Over the years, she also fought some health battles, including this most recent one.  In the end, she decided not to fight.  She was ready to place herself into the arms of her Savior in his time and according to his will.  But even in death, she is “more than a conqueror” through the One who loved her enough to suffer and die for her sins and to rise again on the Third Day.  And she will rise again, too, according to God’s promises in Holy Scripture.

Listen to how St. Paul describes that great day of resurrection in 1 Corinthians chapter 15: “For this perishable body must put on the imperishable, and this mortal body must put on immortality.  When the perishable puts on the imperishable, and the mortal puts on immortality, then shall come to pass the saying that is written: ‘Death is swallowed up in victory.’ ‘O death, where is your victory?
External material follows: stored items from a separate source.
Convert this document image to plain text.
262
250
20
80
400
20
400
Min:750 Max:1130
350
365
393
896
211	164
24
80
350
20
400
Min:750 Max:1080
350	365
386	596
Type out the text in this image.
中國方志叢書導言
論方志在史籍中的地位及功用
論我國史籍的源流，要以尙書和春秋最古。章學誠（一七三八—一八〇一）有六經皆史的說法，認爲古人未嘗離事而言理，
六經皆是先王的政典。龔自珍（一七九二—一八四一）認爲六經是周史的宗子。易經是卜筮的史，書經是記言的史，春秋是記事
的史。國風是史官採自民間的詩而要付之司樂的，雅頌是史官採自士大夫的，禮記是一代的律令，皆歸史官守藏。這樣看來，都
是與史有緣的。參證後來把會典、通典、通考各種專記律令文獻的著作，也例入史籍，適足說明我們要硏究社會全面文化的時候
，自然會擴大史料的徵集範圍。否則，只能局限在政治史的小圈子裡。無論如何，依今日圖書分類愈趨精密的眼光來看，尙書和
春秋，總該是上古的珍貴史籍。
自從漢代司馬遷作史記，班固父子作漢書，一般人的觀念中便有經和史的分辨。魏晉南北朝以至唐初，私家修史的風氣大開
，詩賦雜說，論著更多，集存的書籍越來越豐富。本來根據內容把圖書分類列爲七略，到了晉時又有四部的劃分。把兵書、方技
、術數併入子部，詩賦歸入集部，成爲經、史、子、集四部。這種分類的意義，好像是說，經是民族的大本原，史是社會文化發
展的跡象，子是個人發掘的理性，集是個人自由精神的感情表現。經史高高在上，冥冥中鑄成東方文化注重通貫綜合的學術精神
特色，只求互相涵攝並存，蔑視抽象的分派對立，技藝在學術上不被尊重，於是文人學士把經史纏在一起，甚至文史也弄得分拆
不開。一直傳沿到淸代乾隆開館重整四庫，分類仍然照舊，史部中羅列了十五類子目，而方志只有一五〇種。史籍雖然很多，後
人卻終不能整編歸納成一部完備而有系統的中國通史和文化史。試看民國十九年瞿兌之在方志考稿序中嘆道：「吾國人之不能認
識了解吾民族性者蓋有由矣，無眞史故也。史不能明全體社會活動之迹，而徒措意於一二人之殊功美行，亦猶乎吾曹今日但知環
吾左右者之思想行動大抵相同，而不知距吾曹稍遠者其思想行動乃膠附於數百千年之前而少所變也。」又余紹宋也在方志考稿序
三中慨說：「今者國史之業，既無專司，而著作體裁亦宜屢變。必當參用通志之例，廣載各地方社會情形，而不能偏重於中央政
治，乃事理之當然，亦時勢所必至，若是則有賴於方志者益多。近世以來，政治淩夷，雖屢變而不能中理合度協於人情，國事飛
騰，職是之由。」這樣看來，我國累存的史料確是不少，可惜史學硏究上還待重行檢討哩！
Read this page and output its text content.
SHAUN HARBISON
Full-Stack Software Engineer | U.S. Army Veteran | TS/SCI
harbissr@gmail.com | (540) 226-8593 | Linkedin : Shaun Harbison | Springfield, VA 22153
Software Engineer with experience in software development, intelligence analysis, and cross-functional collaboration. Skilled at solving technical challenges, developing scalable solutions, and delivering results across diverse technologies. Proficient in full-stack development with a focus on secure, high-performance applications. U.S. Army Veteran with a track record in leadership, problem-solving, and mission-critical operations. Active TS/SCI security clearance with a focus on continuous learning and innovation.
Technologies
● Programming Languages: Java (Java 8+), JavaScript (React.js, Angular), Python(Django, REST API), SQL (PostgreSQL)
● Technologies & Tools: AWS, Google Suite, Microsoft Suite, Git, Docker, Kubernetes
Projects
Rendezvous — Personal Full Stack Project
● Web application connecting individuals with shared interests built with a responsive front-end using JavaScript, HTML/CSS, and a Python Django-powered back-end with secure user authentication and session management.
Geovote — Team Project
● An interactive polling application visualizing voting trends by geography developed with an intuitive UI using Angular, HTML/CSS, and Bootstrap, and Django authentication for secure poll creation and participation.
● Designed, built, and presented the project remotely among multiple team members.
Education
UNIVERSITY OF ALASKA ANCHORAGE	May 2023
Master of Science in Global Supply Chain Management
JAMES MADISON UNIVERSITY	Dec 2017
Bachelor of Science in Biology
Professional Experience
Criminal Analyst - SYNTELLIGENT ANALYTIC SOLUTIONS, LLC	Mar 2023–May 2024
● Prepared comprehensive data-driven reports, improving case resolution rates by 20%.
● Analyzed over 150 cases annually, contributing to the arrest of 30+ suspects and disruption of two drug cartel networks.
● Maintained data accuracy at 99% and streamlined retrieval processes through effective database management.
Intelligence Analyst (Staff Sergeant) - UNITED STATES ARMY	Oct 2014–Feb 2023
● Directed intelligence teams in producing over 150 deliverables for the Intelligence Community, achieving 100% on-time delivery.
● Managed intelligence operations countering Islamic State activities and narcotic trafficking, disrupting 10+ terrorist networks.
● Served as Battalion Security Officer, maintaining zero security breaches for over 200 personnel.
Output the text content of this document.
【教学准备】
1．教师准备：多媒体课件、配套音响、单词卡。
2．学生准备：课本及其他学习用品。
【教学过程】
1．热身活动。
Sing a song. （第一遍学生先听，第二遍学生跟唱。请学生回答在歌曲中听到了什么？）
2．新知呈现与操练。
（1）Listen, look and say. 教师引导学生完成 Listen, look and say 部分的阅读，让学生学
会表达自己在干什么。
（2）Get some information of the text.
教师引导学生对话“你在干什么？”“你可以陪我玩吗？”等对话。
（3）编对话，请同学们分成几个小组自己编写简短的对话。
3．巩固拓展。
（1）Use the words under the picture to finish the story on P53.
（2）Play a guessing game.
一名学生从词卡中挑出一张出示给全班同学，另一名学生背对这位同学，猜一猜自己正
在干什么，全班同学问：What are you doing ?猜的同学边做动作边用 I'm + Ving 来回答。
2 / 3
O death, where is your sting?’  The sting of death is sin, and the power of sin is the law. But thanks be to God, who gives us the victory through our Lord Jesus Christ” (1 Cor. 15:53-57).

“[I]n all these things we are more than conquerors through him who loved us. For I am sure that neither death nor life, nor angels nor rulers, nor things present nor things to come, nor powers, nor height nor depth, nor anything else in all creation, will be able to separate us from the love of God in Christ Jesus our Lord” (Rom. 8:37-39).

Rosetta is with her Lord right now.  Nothing was able to separate her from the love of God in Christ Jesus.  She is more than a conqueror because of the victory that Jesus won for her.

Those of us who are still here have to deal with our grief and sadness.  Maybe you’re a bit numb.  Maybe you’re tired.  Dealing with the death of a loved one is emotionally and spiritually draining.  But this promise is for you today, too.  Nothing can separate you from the love of God which is in Christ Jesus our Lord.  Trust in him today.  Receive the peace and comfort that he offers to you through his death and resurrection … and know what it means to be “more than a conqueror.”